Additionally, there is uncertainty surrounding the percentage of people age 65 or older who would choose to delay enrollment in Medicare. When premiums (basic or income-related) increase, current enrollees might choose to stay in, disenroll from, or go on and off of ("churn through") the program, whereas potential new enrollees might choose to delay their enrollment in the program. CBO expects that Medicare basic premiums would be lower than most private insurance premiums under current law and the option. As a result, CBO anticipates that an increase in the basic premiums for Parts B and D would have minimal effects on the number of beneficiaries who would choose to disenroll from those programs. However, CBO expects that if income-related premiums increased, the small percentage of people between the ages of 64 and 70 who continued to work, maintain creditable coverage through their employer, and delay enrollment in the Medicare program to avoid paying the IRP would increase. Because both Parts B and D of the Medicare program assess a permanent penalty for delayed (late) enrollment in the absence of other creditable health care coverage, CBO does not expect an increase in the percentage of people who would disenroll from Parts B and D; also, those penalties make it unlikely that higher income-related premiums would increase the number of people who would churn through the Medicare program.

Other Effects

One argument in favor of this option is that it would reduce the pressure on the working-age population to pay for benefits being received by older groups. (Because of demographic changes, the number of Medicare beneficiaries per worker has been increasing substantially as members of the baby-boom generation retire, thus increasing that pressure.) Another argument is that by absorbing a larger share of enrollees' income, higher Part D premiums would increase competitive pressure in the market for prescription drug plans, thus giving enrollees a stronger incentive to choose less expensive plans. Such pressure could cause prescription drug plans to reduce their bids slightly, generally leading to lower premiums for those plans along with reducing the federal government's costs and lowering the total cost of drugs for Medicare beneficiaries. Similar effects on costs for hospital care or outpatient services could accrue if enrollees sought out lower-cost Medicare Advantage plans, although such effects are not included in the estimates shown here.

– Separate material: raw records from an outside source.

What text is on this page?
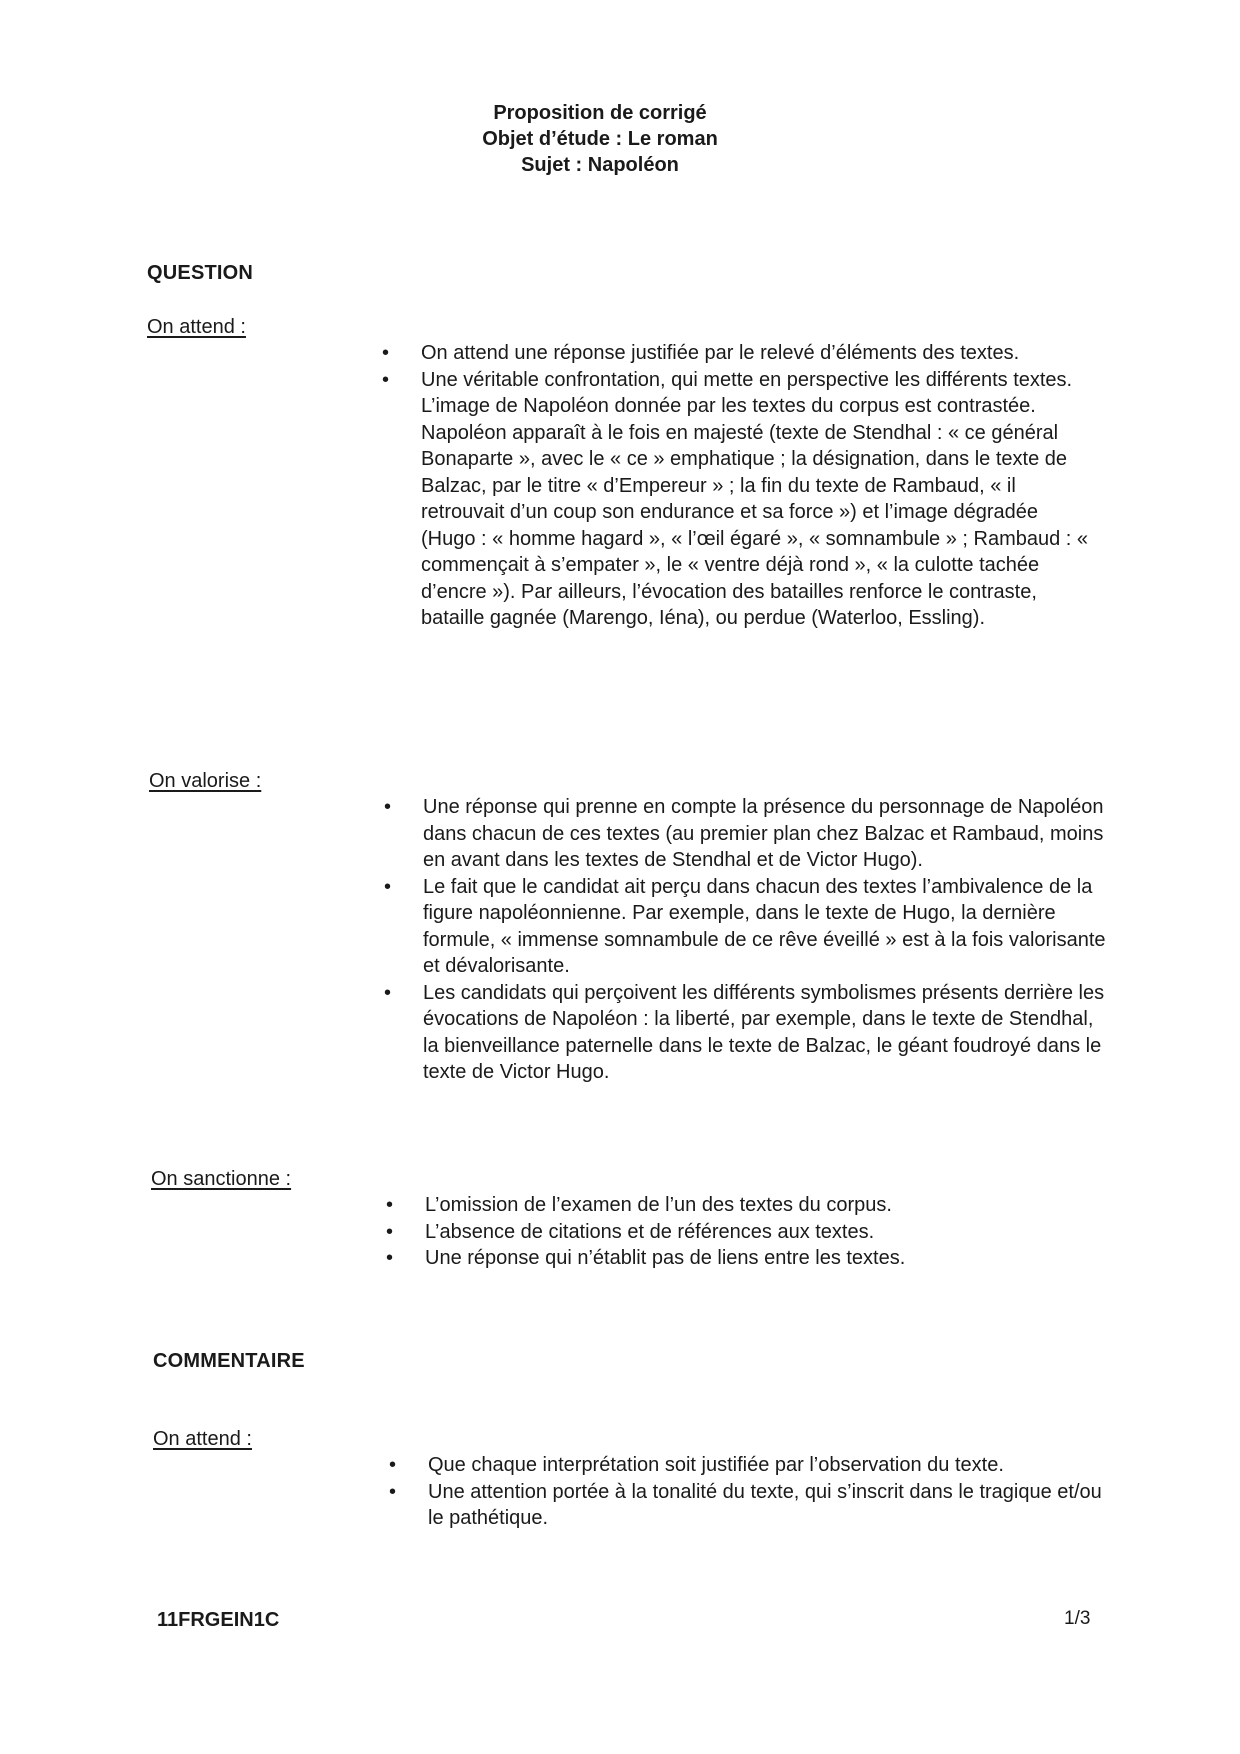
Proposition de corrigé
Objet d’étude : Le roman
Sujet : Napoléon
QUESTION
On attend :
• On attend une réponse justifiée par le relevé d’éléments des textes.
• Une véritable confrontation, qui mette en perspective les différents textes. L’image de Napoléon donnée par les textes du corpus est contrastée. Napoléon apparaît à le fois en majesté (texte de Stendhal : « ce général Bonaparte », avec le « ce » emphatique ; la désignation, dans le texte de Balzac, par le titre « d’Empereur » ; la fin du texte de Rambaud, « il retrouvait d’un coup son endurance et sa force ») et l’image dégradée (Hugo : « homme hagard », « l’œil égaré », « somnambule » ; Rambaud : « commençait à s’empater », le « ventre déjà rond », « la culotte tachée d’encre »). Par ailleurs, l’évocation des batailles renforce le contraste, bataille gagnée (Marengo, Iéna), ou perdue (Waterloo, Essling).
On valorise :
• Une réponse qui prenne en compte la présence du personnage de Napoléon dans chacun de ces textes (au premier plan chez Balzac et Rambaud, moins en avant dans les textes de Stendhal et de Victor Hugo).
• Le fait que le candidat ait perçu dans chacun des textes l’ambivalence de la figure napoléonnienne. Par exemple, dans le texte de Hugo, la dernière formule, « immense somnambule de ce rêve éveillé » est à la fois valorisante et dévalorisante.
• Les candidats qui perçoivent les différents symbolismes présents derrière les évocations de Napoléon : la liberté, par exemple, dans le texte de Stendhal, la bienveillance paternelle dans le texte de Balzac, le géant foudroyé dans le texte de Victor Hugo.
On sanctionne :
• L’omission de l’examen de l’un des textes du corpus.
• L’absence de citations et de références aux textes.
• Une réponse qui n’établit pas de liens entre les textes.
COMMENTAIRE
On attend :
• Que chaque interprétation soit justifiée par l’observation du texte.
• Une attention portée à la tonalité du texte, qui s’inscrit dans le tragique et/ou le pathétique.
11FRGEIN1C	1/3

A disadvantage of this option is that it would reduce many enrollees' disposable income by increasing basic premiums and freezing all of the income thresholds. A growing share of enrollees would become subject to the IRP in later years because people's nominal income tends to rise over time (although their purchasing power might not increase). Another disadvantage of this option: Even though the disposable income of low-income enrollees whose Medicare premiums are paid by Medicaid might not decrease, state Medicaid programs would face higher costs for some enrollees, such as certain Part B enrollees who have low income and limited assets.